Гавриил Троепольский - Собрание сочинений в трех томах. Том 3.
— Налево…
Мы пошли берегом над камышами.
— А потом что? — допытывался я через несколько минут.
— Потом? Так все и пошло… Для других несчастное число — тринадцать, а для меня сразу два — семь и восемь: восемь килограммов, «от седьмого августа», восемь лет в каменном карьере… Угнали восемнадцати лет, а пришел двадцати шести… Все науки превзошел — полный курс восьмилетки… Хочешь, покажу? — Не дожидаясь согласия, он остановился и резко повернулся ко мне. — Вот у тебя на плече ружье. Вот ты его снял и держишь в руках. Так. Правильно. Я беру тебя за плечи и поворачиваю кругом: р-раз!.. Где твой портсигар?
Я ощупал карман, а Митька выхватил уже из своего кармана… мой портсигар.
— Вот и все! — закончил он эту молниеносную операцию.
— Как же так возможно?! — воскликнул я.
— Наука и техника, — ответил он. И добавил не без гордости: — И искусство. Ты снимаешь ружье — руки заняты: считай — две точки. Я беру за плечи: считай — еще две точки. Для головы человека четыре точки хватит, через глаза достаточно. Поэтому и нельзя заметить, как мои пальцы скользнули в карман… Я ведь только опустил пальцы, а вытащил портсигар ты сам, когда поворачивался… Не смотри на меня так: сразу все равно научиться нельзя. Тут — школа! — Он рассмеялся, как мне показалось, грустно.
Именно в этом смехе мне отчетливо представился облик знакомого когда-то разбитного хуторского парнишки, кудрявого Митяя.
— Тогда тебя Митяем звали, а не Митькой, — сказал я.
— Точно, — ответил он, уже повернувшись спиной и продолжая путь. — А в ссылке был Сидор. Сидором звали. Сидор — мешок. Или все равно — колхозник.
Мы подошли к челноку, где уже сидела Лада и приветствовала нас хвостом.
— Старая, должно быть, собачка? — спросил Митяй.
— Старая.
— И работает?
— Помаленьку, но верно. Жалею ее.
— Собаку надо жалеть. Как же! Собака — животная ласковая, не то что человек.

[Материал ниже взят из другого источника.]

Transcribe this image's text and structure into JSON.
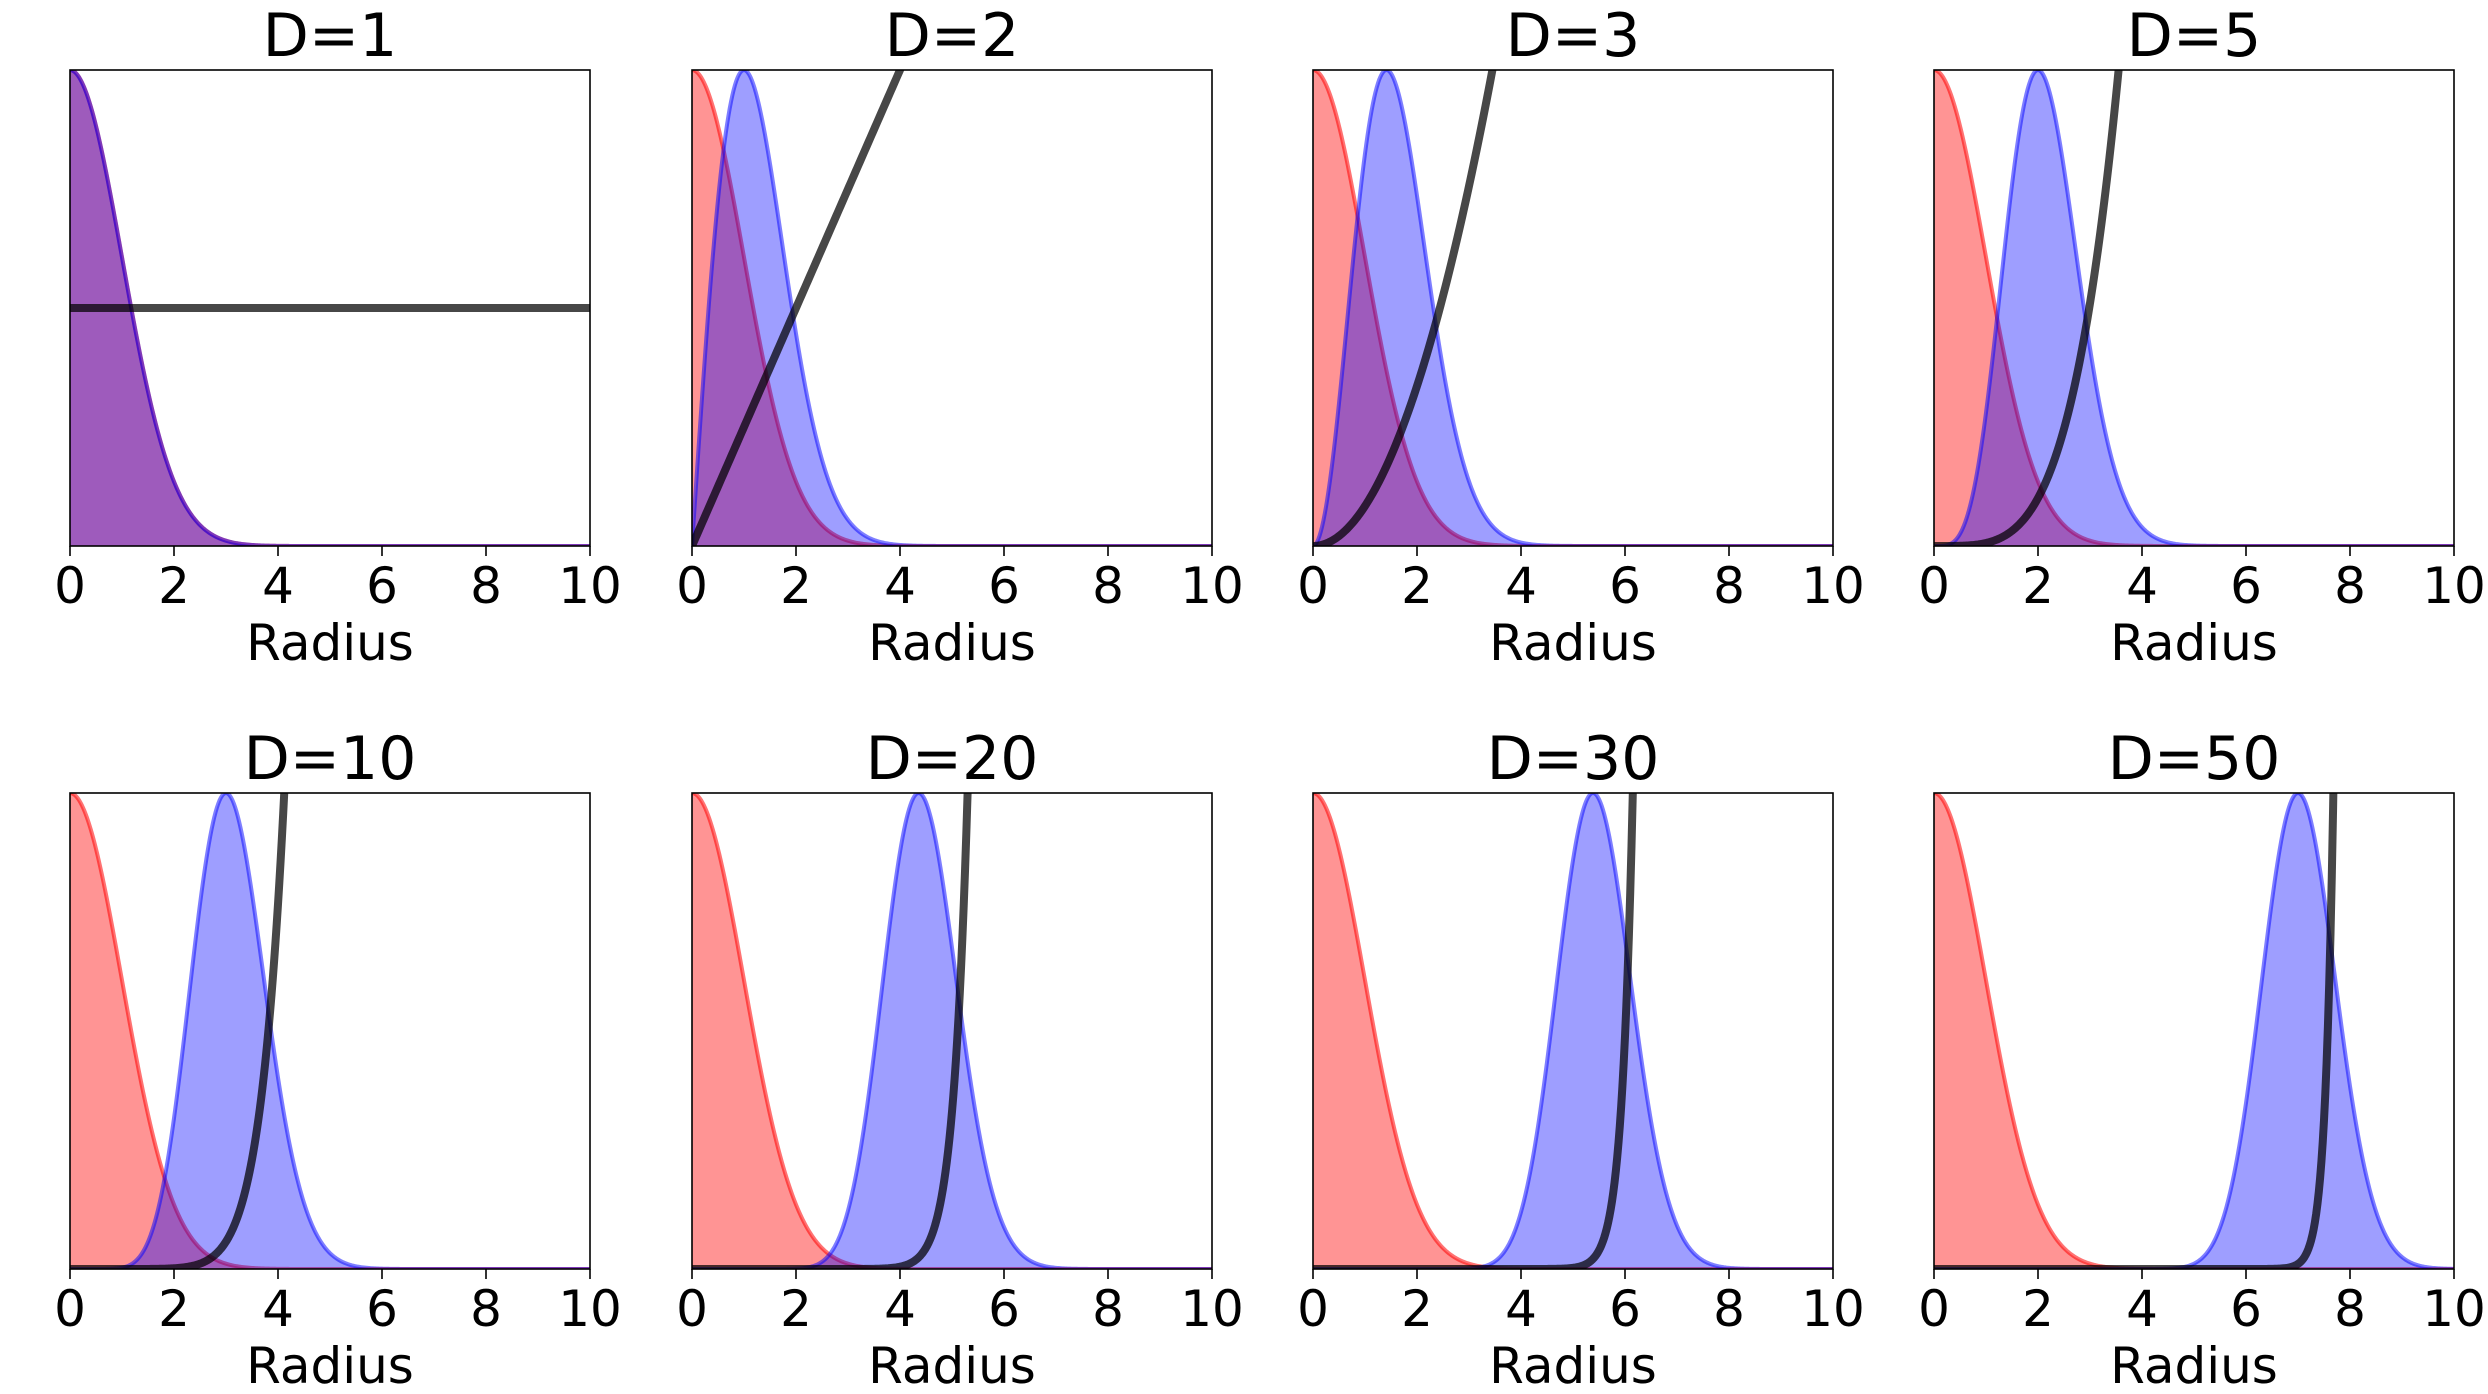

— Не все же, — возразил я.
— Конечно, не все, но…
Как и каждый раз, когда надо было высказать что-то важное, он замолкал. Но меня не могла не интересовать его такая жестокая философия, непривычная для деревенского жителя. Поэтому, когда мы отъехали от берега, я возразил еще раз:
— Есть восточное изречение: «Кто равнодушен к страданиям людей, тот недостоин звания человека».
Митяй, не медля и ничуть не задумываясь, отпарировал:
— На земле много людей ходят без этого звания. — Он усмехнулся и добавил презрительно: — Звание! Выдумают же… — И выругался по-блатному.
Теперь со мной рядом был уже не Митяй, а Митька Шмель, Сидор, тот самый, что в тюрьме «превзошел все науки» и принес оттуда песни, подобные той, что я уже невольно слышал. Его философического настроения как не бывало: он повернулся ко мне боком, той стороной лица, где шрам, и костерил небо, землю, дождь и людей. Озлоблен он был до конца.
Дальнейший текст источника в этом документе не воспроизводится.